[Python-ideas] Py3 unicode impositions

Jim Jewett jimjjewett at gmail.com
Sat Feb 11 00:33:42 CET 2012


On Fri, Feb 10, 2012 at 3:41 AM, Stephen J. Turnbull <stephen at xemacs.org> wrote:
> Terry Reedy writes:
>
>  > > In python 2 there was no such a strong imposition [of Unicode
>  > > awareness on users].

>  > Nor is there in 3.x.

> Sorry, Terry, but you're basically wrong here.  True, if one sticks to
> pure ASCII, there's no difference to notice, but that's just not
> possible for people who live outside of the U.S., or who share text
> with people outside of the U.S.  They need currency symbols, they
> have friends whose names have little dots on them.  Every single
> one of those is a backtrace waiting to happen.  A backtrace on

>    f = open('text-file.txt')
>    for line in f: pass

> is an imposition.  That doesn't happen in 2.x (for the wrong reasons,
> but it's very convenient 95% of the time).

I may be missing something, but as best I can tell

(1)  That uses an implicit encoding of None.
(2)  encoding=None is documented as being platform-dependent.

Are you saying that some (many?  all?) platforms make a bad choice there?

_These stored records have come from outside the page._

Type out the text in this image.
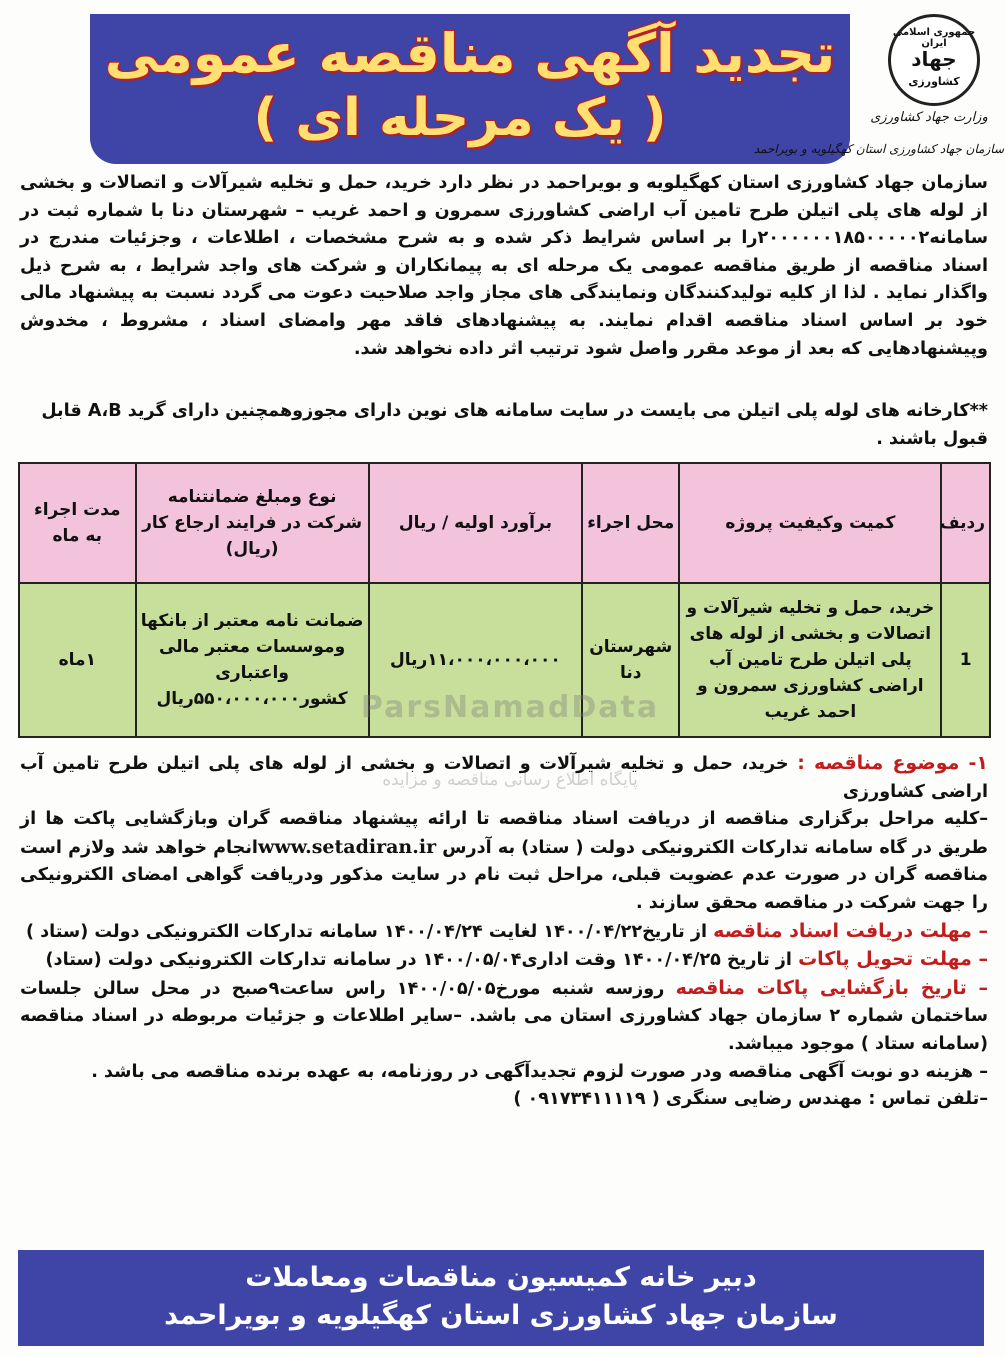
تجدید آگهی مناقصه عمومی
( یک مرحله ای )
جمهوری اسلامی ایران
جهاد
کشاورزی
وزارت جهاد کشاورزی
سازمان جهاد کشاورزی استان کهگیلویه و بویراحمد
سازمان جهاد کشاورزی استان کهگیلویه و بویراحمد در نظر دارد خرید، حمل و تخلیه شیرآلات و اتصالات و بخشی از لوله های پلی اتیلن طرح تامین آب اراضی کشاورزی سمرون و احمد غریب – شهرستان دنا با شماره ثبت در سامانه۲۰۰۰۰۰۰۱۸۵۰۰۰۰۰۲را بر اساس شرایط ذکر شده و به شرح مشخصات ، اطلاعات ، وجزئیات مندرج در اسناد مناقصه از طریق مناقصه عمومی یک مرحله ای به پیمانکاران و شرکت های واجد شرایط ، به شرح ذیل واگذار نماید . لذا از کلیه تولیدکنندگان ونمایندگی های مجاز واجد صلاحیت دعوت می گردد نسبت به پیشنهاد مالی خود بر اساس اسناد مناقصه اقدام نمایند. به پیشنهادهای فاقد مهر وامضای اسناد ، مشروط ، مخدوش وپیشنهادهایی که بعد از موعد مقرر واصل شود ترتیب اثر داده نخواهد شد.
**کارخانه های لوله پلی اتیلن می بایست در سایت سامانه های نوین دارای مجوزوهمچنین دارای گرید A،B قابل قبول باشند .
ردیف	کمیت وکیفیت پروژه	محل اجراء	برآورد اولیه / ریال	نوع ومبلغ ضمانتنامه شرکت در فرایند ارجاع کار (ریال)	مدت اجراء به ماه
1	خرید، حمل و تخلیه شیرآلات و اتصالات و بخشی از لوله های پلی اتیلن طرح تامین آب اراضی کشاورزی سمرون و احمد غریب	شهرستان دنا	۱۱،۰۰۰،۰۰۰،۰۰۰ریال	ضمانت نامه معتبر از بانکها وموسسات معتبر مالی واعتباری کشور۵۵۰،۰۰۰،۰۰۰ریال	۱ماه
ParsNamadData
پایگاه اطلاع رسانی مناقصه و مزایده
۱- موضوع مناقصه : خرید، حمل و تخلیه شیرآلات و اتصالات و بخشی از لوله های پلی اتیلن طرح تامین آب اراضی کشاورزی
–کلیه مراحل برگزاری مناقصه از دریافت اسناد مناقصه تا ارائه پیشنهاد مناقصه گران وبازگشایی پاکت ها از طریق در گاه سامانه تدارکات الکترونیکی دولت ( ستاد) به آدرس www.setadiran.irانجام خواهد شد ولازم است مناقصه گران در صورت عدم عضویت قبلی، مراحل ثبت نام در سایت مذکور ودریافت گواهی امضای الکترونیکی را جهت شرکت در مناقصه محقق سازند .
– مهلت دریافت اسناد مناقصه از تاریخ۱۴۰۰/۰۴/۲۲ لغایت ۱۴۰۰/۰۴/۲۴ سامانه تدارکات الکترونیکی دولت (ستاد )
– مهلت تحویل پاکات از تاریخ ۱۴۰۰/۰۴/۲۵ وقت اداری۱۴۰۰/۰۵/۰۴ در سامانه تدارکات الکترونیکی دولت (ستاد)
– تاریخ بازگشایی پاکات مناقصه روزسه شنبه مورخ۱۴۰۰/۰۵/۰۵ راس ساعت۹صبح در محل سالن جلسات ساختمان شماره ۲ سازمان جهاد کشاورزی استان می باشد. –سایر اطلاعات و جزئیات مربوطه در اسناد مناقصه (سامانه ستاد ) موجود میباشد.
– هزینه دو نوبت آگهی مناقصه ودر صورت لزوم تجدیدآگهی در روزنامه، به عهده برنده مناقصه می باشد .
–تلفن تماس : مهندس رضایی سنگری ( ۰۹۱۷۳۴۱۱۱۱۹ )
دبیر خانه کمیسیون مناقصات ومعاملات
سازمان جهاد کشاورزی استان کهگیلویه و بویراحمد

Does that only happen when sys.getdefaultencoding() !=
sys.getfilesystemencoding(), or when one of them gives bad
information?  (FWIW, on a mostly ASCII windows machine, the default is
utf-8 but the filesystem encoding is mbcs, so merely being different
doesn't always provoke problems.)

Would it cause problems to make the default be whatever locale
returns, or whatever it returns the first time open is called?